Loveland — A 16-year-old Loveland High School junior has been told not to come back to class until the school can conduct a full investigation into an anonymous tip to “Safe-2-Tell” of a “threatening” Snapchat by the student.
Rocky Mountain Gun Owners, a Northern Colorado-based Pro Second Amendment organization, posted on Facebook that it would supply the family with legal representation if the student’s story “bears out as first reported.”
Nathan Myers and his mother Justine Myers said the Snapchat video of several handguns was taken while the family was preparing to spend the afternoon at a shooting range on Tuesday. The caption on it: “Finna be lit,” was simply Nathan’s way of saying he was excited to be out shooting with his family using slang in common use among his peers, Nathan said.

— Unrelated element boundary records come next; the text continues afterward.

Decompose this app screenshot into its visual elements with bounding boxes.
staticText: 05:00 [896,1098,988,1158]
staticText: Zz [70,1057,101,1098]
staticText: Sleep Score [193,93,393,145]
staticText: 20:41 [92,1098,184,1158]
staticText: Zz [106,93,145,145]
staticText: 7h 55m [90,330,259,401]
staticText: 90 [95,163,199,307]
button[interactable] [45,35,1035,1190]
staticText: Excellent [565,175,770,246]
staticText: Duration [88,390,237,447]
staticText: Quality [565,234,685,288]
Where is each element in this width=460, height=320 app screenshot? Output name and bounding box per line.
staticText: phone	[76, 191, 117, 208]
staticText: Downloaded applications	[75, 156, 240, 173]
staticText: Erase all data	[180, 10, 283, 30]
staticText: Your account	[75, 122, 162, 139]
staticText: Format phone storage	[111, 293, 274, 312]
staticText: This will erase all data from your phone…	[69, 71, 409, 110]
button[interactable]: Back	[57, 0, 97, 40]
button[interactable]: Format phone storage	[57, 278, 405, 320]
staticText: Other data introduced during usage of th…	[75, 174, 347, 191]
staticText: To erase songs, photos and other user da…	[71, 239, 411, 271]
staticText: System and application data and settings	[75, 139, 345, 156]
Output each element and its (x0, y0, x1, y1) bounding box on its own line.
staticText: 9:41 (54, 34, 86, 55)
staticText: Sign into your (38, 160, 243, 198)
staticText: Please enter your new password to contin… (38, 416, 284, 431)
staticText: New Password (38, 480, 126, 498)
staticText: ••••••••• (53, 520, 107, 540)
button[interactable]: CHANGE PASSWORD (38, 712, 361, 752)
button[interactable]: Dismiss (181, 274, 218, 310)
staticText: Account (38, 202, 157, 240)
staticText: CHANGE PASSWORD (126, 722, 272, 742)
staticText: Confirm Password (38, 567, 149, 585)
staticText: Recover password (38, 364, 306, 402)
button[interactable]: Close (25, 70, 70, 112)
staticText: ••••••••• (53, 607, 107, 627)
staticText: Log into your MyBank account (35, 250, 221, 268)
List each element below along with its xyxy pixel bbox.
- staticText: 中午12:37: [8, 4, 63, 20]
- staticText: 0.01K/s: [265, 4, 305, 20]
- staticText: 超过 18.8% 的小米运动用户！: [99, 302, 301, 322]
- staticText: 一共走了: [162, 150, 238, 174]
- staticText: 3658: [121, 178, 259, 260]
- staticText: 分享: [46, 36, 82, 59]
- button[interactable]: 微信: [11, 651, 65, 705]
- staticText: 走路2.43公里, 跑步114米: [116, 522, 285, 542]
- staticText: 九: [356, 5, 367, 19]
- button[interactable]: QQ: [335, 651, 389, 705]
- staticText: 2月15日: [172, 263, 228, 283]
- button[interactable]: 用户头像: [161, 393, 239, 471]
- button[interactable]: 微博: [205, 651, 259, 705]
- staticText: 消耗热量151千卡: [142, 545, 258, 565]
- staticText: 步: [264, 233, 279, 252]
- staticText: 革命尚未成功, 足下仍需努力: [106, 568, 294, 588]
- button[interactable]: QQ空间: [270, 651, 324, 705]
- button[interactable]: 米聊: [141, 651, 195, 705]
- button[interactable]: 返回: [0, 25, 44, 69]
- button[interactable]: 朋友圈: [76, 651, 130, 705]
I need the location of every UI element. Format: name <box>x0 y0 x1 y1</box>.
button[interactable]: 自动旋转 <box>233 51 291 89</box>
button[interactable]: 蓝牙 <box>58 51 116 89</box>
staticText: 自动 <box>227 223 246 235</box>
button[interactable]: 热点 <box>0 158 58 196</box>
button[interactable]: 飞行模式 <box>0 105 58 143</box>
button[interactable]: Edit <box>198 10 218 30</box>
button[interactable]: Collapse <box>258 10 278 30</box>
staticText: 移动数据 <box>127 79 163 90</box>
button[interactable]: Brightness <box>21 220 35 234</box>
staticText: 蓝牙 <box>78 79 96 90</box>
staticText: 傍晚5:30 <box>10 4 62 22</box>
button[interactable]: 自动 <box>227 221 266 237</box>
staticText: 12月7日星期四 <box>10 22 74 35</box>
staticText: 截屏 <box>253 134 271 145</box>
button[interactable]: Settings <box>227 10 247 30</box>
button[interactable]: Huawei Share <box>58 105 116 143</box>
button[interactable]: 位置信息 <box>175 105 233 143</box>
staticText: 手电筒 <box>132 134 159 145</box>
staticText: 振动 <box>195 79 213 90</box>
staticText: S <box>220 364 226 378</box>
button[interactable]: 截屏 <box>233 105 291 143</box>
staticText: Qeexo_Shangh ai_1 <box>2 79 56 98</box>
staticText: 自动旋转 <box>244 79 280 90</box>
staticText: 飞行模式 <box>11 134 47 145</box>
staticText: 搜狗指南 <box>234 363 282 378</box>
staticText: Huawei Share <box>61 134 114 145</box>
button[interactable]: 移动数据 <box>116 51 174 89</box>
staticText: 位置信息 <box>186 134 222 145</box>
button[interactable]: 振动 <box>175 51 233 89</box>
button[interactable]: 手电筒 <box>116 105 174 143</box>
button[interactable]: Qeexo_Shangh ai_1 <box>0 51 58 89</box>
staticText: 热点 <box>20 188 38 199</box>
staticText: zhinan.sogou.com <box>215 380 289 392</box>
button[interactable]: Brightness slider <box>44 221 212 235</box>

According to Urban Dictionary, an online crowd-sourced collection of slang definitions, the word “finna” is also used in place of the word “gonna,” and according to Meriam-Webster, “lit” is slang for “excited.”
Complete Colorado sent Weld County Sheriff Steve Reams the Snapchat with no context to what was happening and asked him how he would interpret the post, he said it appeared to him someone got a new gun and was excited to go shoot it.
When told of the outcome, Reams could not believe one person’s fears were causing such a shakeup for another. He said this is the perfect example of the damage the Red Flag Law could do.
“People base their apprehension on their own paradigm and their own fear of guns and gun culture,” Reams said. “One kid is totally excited to go out and train on how to use a gun responsibly, while another kid is totally freaked out about seeing a gun.”
Justine said she and her husband took Nathan shooting yesterday because he hadn’t been in a while.
“We had a great day,” Justine said. “This is what we do. Nathan has been shooting many times with us. We are huge Second Amendment supporters.”
Nathan, who lives full time with his father, said it was the first time he’d seen his mom in a couple of weeks and he was excited to go, which is what led to the Snapchat.
“While we were at her house getting ready to go, I took a video of five or six pistols and an AR-15,” Nathan said. “None of them were loaded, they were all in their cases.”
However, when the family came down from the mountains, Nathan’s father had left several messages for Justine about police officers at his home questioning Nathan’s intentions.
“His father told them he was out shooting with me, I am an avid shooter,” Justine said. “So, the officers said he wasn’t in trouble and left.”
When Nathan woke up Wednesday morning, the Thompson Valley School District (TVSD) had other ideas. They left a message telling his father Nathan should not to come to school until a full investigation could be conducted.
“I called to ask why I couldn’t go, and they said it was a safety concern because the student who reported it was scared I was going to shoot up the school,” Nathan said, adding, in three years at Loveland High School he has never had a conflict with another student.
Nathan admitted his not very focused on academics, but added he has a clean criminal record, and a full group of friends with no reason for anyone to be afraid of him. But what frustrated him the most, was the fact the school district wouldn’t allow him access to missed work.
“I already struggle in school enough as it is,” Nathan said. “Missing a few days will really put me far behind.”
Thompson Valley School District spokesman Michael Hausmann said the district could not comment on the specific incident but included a link to the district’s policy on makeup work for a like situation. It says: “Suspended students will be provided an opportunity to make up school work during the period of suspensions, so the student is able to reintegrate into the educational program of the district following the period of suspension. Students will receive full or partial academic credit to the extent possible for make-up work which is completed satisfactorily.”
Nathan has a 10 a.m. hearing on Thursday with the school district.
Reams said in this case, because of an anonymous tool for students to report their fears, a kid has now been adjudicated by the school district until he can prove his innocence for a crime he didn’t commit.
“This is exactly the mechanics of the Red Flag Law,” Reams said. “Someone filed an anonymous complaint, without the other person knowing it was being filed, but instead of him being deprived of his Second Amendment rights, he’s being deprived of his ability to go to school without due process.”
This is not the first time TVSD and Loveland High School have called into question Nathan and his family’s support of the Second Amendment. When Nathan was a freshman, he was caught doodling a Glock 45 in class.
School resource officers pulled him out of class and told him he knew way too much about guns. He was not suspended that time, but school administration required his dad to sign a statement allowing him back into class, Nathan said. He has also been questioned about a Second Amendment sticker on his truck, his mother said.
“I understand these are the times, as a parent, I’m grateful,” Justine said. “But you have a police officer say there is no threat. And then I call the district and explain those are my firearms; those are all mine; we were shooting; there is no threat, and I have video of all of us shooting to back all this up.”
Reams said if this would have occurred with the Red Flag law in place, and if Loveland police would have believed that Nathan might be a threat, they could have not only confiscated any guns in his possession, but any guns in the homes of both parents where they might believe he has access, taking away others’ Second Amendment rights in the process.
“He exercised his First Amendment right to use his Second Amendment right,” Reams said. “I hope this doesn’t make him fear that in the future.”